Good afternoon Lovelies!
Winter seemed to last a very long time this year. I’ve been anxious to feel a bit of warmth finally reach our region.
Spring cleaning seems to be an instinctual reaction to the season of new beginnings. I spent the better portion of last week tearing down, cleaning, reorganizing, purging, and putting away our classroom books, art supplies, and curriculum pieces.
However, today I found myself doing a completely different kind of cleaning. Conan had put plates on the car, and I was visiting with him out the window as I was trying to clear up an issue with a payment we’d made.

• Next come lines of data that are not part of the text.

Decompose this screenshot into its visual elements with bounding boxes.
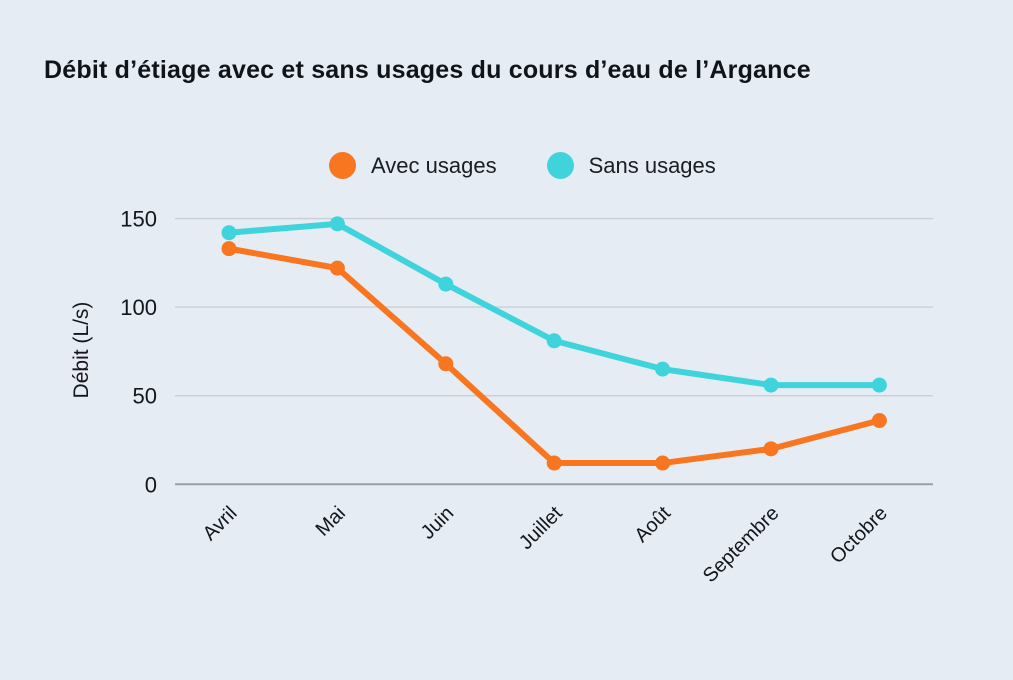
y-tick-label-50: 50	[133, 384, 157, 409]
x-tick-label-4: Août	[630, 502, 675, 547]
data-point-sans-usages-0	[221, 225, 237, 241]
chart-title: Débit d’étiage avec et sans usages du co…	[44, 56, 811, 84]
legend-label-avec-usages: Avec usages	[371, 152, 497, 178]
data-point-sans-usages-2	[438, 276, 454, 292]
data-point-avec-usages-6	[871, 413, 887, 429]
series-line-sans-usages	[226, 220, 883, 389]
x-tick-label-0: Avril	[199, 502, 242, 545]
x-tick-label-6: Octobre	[826, 502, 892, 568]
data-point-sans-usages-3	[546, 333, 562, 349]
legend-item-sans-usages[interactable]: Sans usages	[546, 152, 716, 179]
data-point-avec-usages-1	[329, 260, 345, 276]
data-point-avec-usages-3	[546, 455, 562, 471]
x-tick-label-1: Mai	[312, 502, 350, 540]
data-point-avec-usages-5	[763, 441, 779, 457]
legend-label-sans-usages: Sans usages	[588, 152, 716, 178]
y-tick-label-150: 150	[120, 207, 157, 232]
legend-marker-avec-usages	[329, 152, 356, 179]
data-point-sans-usages-1	[329, 216, 345, 232]
data-point-avec-usages-2	[438, 356, 454, 372]
data-point-avec-usages-0	[221, 241, 237, 257]
series-line-avec-usages	[226, 245, 883, 467]
legend-marker-sans-usages	[546, 152, 574, 179]
y-tick-label-0: 0	[145, 472, 157, 497]
legend: Avec usages Sans usages	[329, 152, 716, 179]
x-tick-label-5: Septembre	[699, 502, 784, 587]
data-point-sans-usages-5	[763, 377, 779, 393]
data-point-sans-usages-4	[655, 361, 671, 377]
legend-item-avec-usages[interactable]: Avec usages	[329, 152, 497, 179]
x-tick-label-2: Juin	[417, 502, 459, 544]
x-tick-label-3: Juillet	[515, 502, 567, 554]
data-point-sans-usages-6	[871, 377, 887, 393]
y-tick-label-100: 100	[120, 295, 157, 320]
data-point-avec-usages-4	[655, 455, 671, 471]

He pulled away and I seemed too comfy to leave my window peace.
I sat cross legged, with my head resting on my forearms as they found a comfy position on the fa-mica slab below the window. My eyes closed, the sun beat on my forearms and one exposed cheek, heating my skin with a warm radiance.
The cool, not cold, but amazing crisp air blew in through the window in sweet subtle gusts, encompassing my face in absolute bliss. The fresh richly oxygenated air reached my sinuses and seemed to instantly take away the months of winter thickness.
There I sat, in a comforting sort of meditation, forcing myself to do nothing but relax. The flood of free childhood spring memories and some wonderful adult memories that rushed in were comforting, wonderful, and long missed.
My body went to ease, my mind was silenced and comforted, and I felt my very spirit was once again dusted off. I was so at peace that I literally fell asleep in my seated crossed legged-crossed armed position. A few minutes of rest, and I woke and it was time to move on with my day.
Then it hit me. That fun light bulb moment. I just Spring “cleaned” ME!!!!